Разгневанные и раздосадованные, они ворвались в ратушу и разграбили ее. «Они срывали со стен партийные плакаты, пропагандистские материалы и портреты вождей и топтали их ногами… Из окон летели бюсты Сталина и Готвальда [недавно скончавшегося лидера Чехословакии]». Аналогичные беспорядки происходили в находящемся неподалеку здании суда, где демонстранты в бешенстве уничтожали документы и офисное оборудование. По словам одного из участников, «толпа сорвала с двух припаркованных в переулке автобусов красные звезды и растоптала устроенную на месте американского военного мемориала клумбу в виде советской звезды». Люди вывешивали в окнах чехословацкие и американские флаги, выставляли портреты Эдварда Бенеша и Яна Масарика — двух легендарных лидеров некоммунистической Чехословакии. Помимо разграбления ратуши и здания суда, насилие было направлено только на сотрудников тайной полиции (которых удалось выявить) и на тех, кто по собственной глупости не снял с одежды партийный значок. Местные власти оказались неспособны подавить бунт. Справиться с ним удалось лишь на второй день, когда в город прибыли подразделения службы госбезопасности из Праги. Они объявили комендантский час и военное положение, арестовав около двух тысяч человек. Полностью контролируя средства массовой информации, власти смогли скрыть информацию о беспорядках и о причинах недовольства демонстрантов. На Западе эта тема освещалась мало [443] .
443
Otto Ulc, «Pilsen: The Unknown Revolt», Problems of Communism, vol. 14, no. 3 (май-июнь 1965), 47.

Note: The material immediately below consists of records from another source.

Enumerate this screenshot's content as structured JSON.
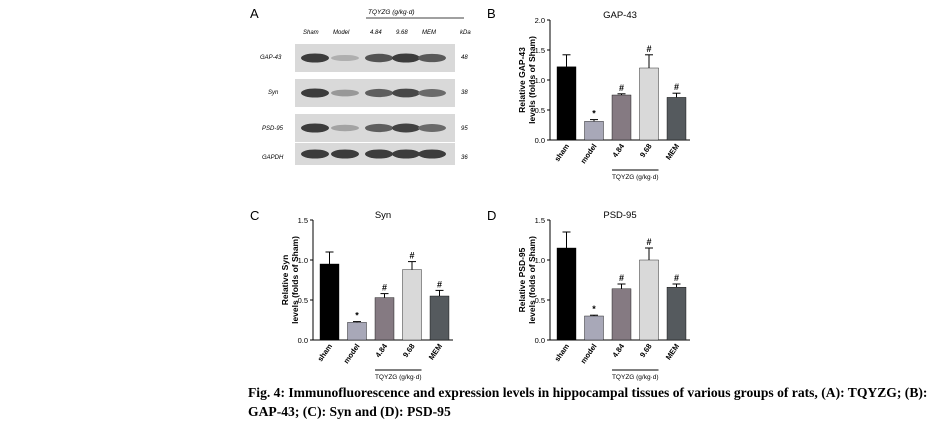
{
  "caption": "Fig. 4: Immunofluorescence and expression levels in hippocampal tissues of various groups of rats, (A): TQYZG; (B): GAP-43; (C): Syn and (D): PSD-95",
  "panel_a": {
    "letter": "A",
    "header_group": "TQYZG  (g/kg·d)",
    "lanes": [
      "Sham",
      "Model",
      "4.84",
      "9.68",
      "MEM"
    ],
    "kda_label": "kDa",
    "rows": [
      {
        "name": "GAP-43",
        "kda": "48",
        "intensity": [
          0.85,
          0.35,
          0.75,
          0.85,
          0.72
        ]
      },
      {
        "name": "Syn",
        "kda": "38",
        "intensity": [
          0.85,
          0.45,
          0.7,
          0.8,
          0.65
        ]
      },
      {
        "name": "PSD-95",
        "kda": "95",
        "intensity": [
          0.85,
          0.4,
          0.7,
          0.82,
          0.65
        ]
      },
      {
        "name": "GAPDH",
        "kda": "36",
        "intensity": [
          0.85,
          0.85,
          0.85,
          0.85,
          0.85
        ]
      }
    ]
  },
  "chart_data": [
    {
      "letter": "B",
      "type": "bar",
      "title": "GAP-43",
      "ylabel": [
        "Relative GAP-43",
        "levels (folds of Sham)"
      ],
      "categories": [
        "sham",
        "model",
        "4.84",
        "9.68",
        "MEM"
      ],
      "values": [
        1.22,
        0.31,
        0.75,
        1.2,
        0.71
      ],
      "errors": [
        0.2,
        0.03,
        0.02,
        0.22,
        0.07
      ],
      "marks": [
        "",
        "*",
        "#",
        "#",
        "#"
      ],
      "ylim": [
        0,
        2
      ],
      "yticks": [
        "0.0",
        "0.5",
        "1.0",
        "1.5",
        "2.0"
      ],
      "group_label": "TQYZG (g/kg·d)",
      "colors": [
        "#000000",
        "#a8a8b8",
        "#857a82",
        "#d9d9d9",
        "#555a5e"
      ]
    },
    {
      "letter": "C",
      "type": "bar",
      "title": "Syn",
      "ylabel": [
        "Relative Syn",
        "levels (folds of Sham)"
      ],
      "categories": [
        "sham",
        "model",
        "4.84",
        "9.68",
        "MEM"
      ],
      "values": [
        0.95,
        0.22,
        0.53,
        0.88,
        0.55
      ],
      "errors": [
        0.15,
        0.01,
        0.05,
        0.1,
        0.07
      ],
      "marks": [
        "",
        "*",
        "#",
        "#",
        "#"
      ],
      "ylim": [
        0,
        1.5
      ],
      "yticks": [
        "0.0",
        "0.5",
        "1.0",
        "1.5"
      ],
      "group_label": "TQYZG (g/kg·d)",
      "colors": [
        "#000000",
        "#a8a8b8",
        "#857a82",
        "#d9d9d9",
        "#555a5e"
      ]
    },
    {
      "letter": "D",
      "type": "bar",
      "title": "PSD-95",
      "ylabel": [
        "Relative PSD-95",
        "levels (folds of Sham)"
      ],
      "categories": [
        "sham",
        "model",
        "4.84",
        "9.68",
        "MEM"
      ],
      "values": [
        1.15,
        0.3,
        0.64,
        1.0,
        0.66
      ],
      "errors": [
        0.2,
        0.01,
        0.06,
        0.15,
        0.04
      ],
      "marks": [
        "",
        "*",
        "#",
        "#",
        "#"
      ],
      "ylim": [
        0,
        1.5
      ],
      "yticks": [
        "0.0",
        "0.5",
        "1.0",
        "1.5"
      ],
      "group_label": "TQYZG (g/kg·d)",
      "colors": [
        "#000000",
        "#a8a8b8",
        "#857a82",
        "#d9d9d9",
        "#555a5e"
      ]
    }
  ]
}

Все эти бурные события вынудили советское руководство пойти на беспрецедентный шаг. Перед ним по-прежнему особенно остро стоял вопрос о Германии. С окончанием Второй мировой войны СССР, США, Великобритания и Франция взяли под контроль выделенные им секторы. По мере нарастания напряженности холодной войны Берлин, который также был разделен на несколько секторов, стал местом противостояния сверхдержав с вооруженными до зубов западными и советскими войсками. К 1949 году Германия была официально разделена на два государства: более крупную Федеративную Республику Германия, или Западную Германию, и Германскую Демократическую Республику (ГДР), или Восточную Германию. (Население Западной Германии составляло около 51 миллиона человек, а в Восточной Германии жило около 18 миллионов.) Но идея единой Германии никуда не делась. В наши дни, после падения Берлинской стены в ноябре 1989 года и воссоединения Германии в октябре следующего года, трудно поверить, что Сталин или его преемники когда-либо серьезно рассматривали поддержку воссоединения Германии. Но Сталин настороженно относился к идее двух государств, понимая, что независимая и процветающая Западная Германия рано или поздно станет ключевым элементом экономического и военного альянса с западными демократиями. Поэтому первоочередной целью советской внешней политики было не дать западным немцам перевооружиться. В рамках этого подхода весной 1952 года Сталин выдвинул план воссоединения Германии, подразумевая, что Германия не станет перевооружаться и что советские войска останутся в стране как гаранты мира. Понимая, какие преимущества в результате может получить Кремль, Запад отклонил это предложение Сталина.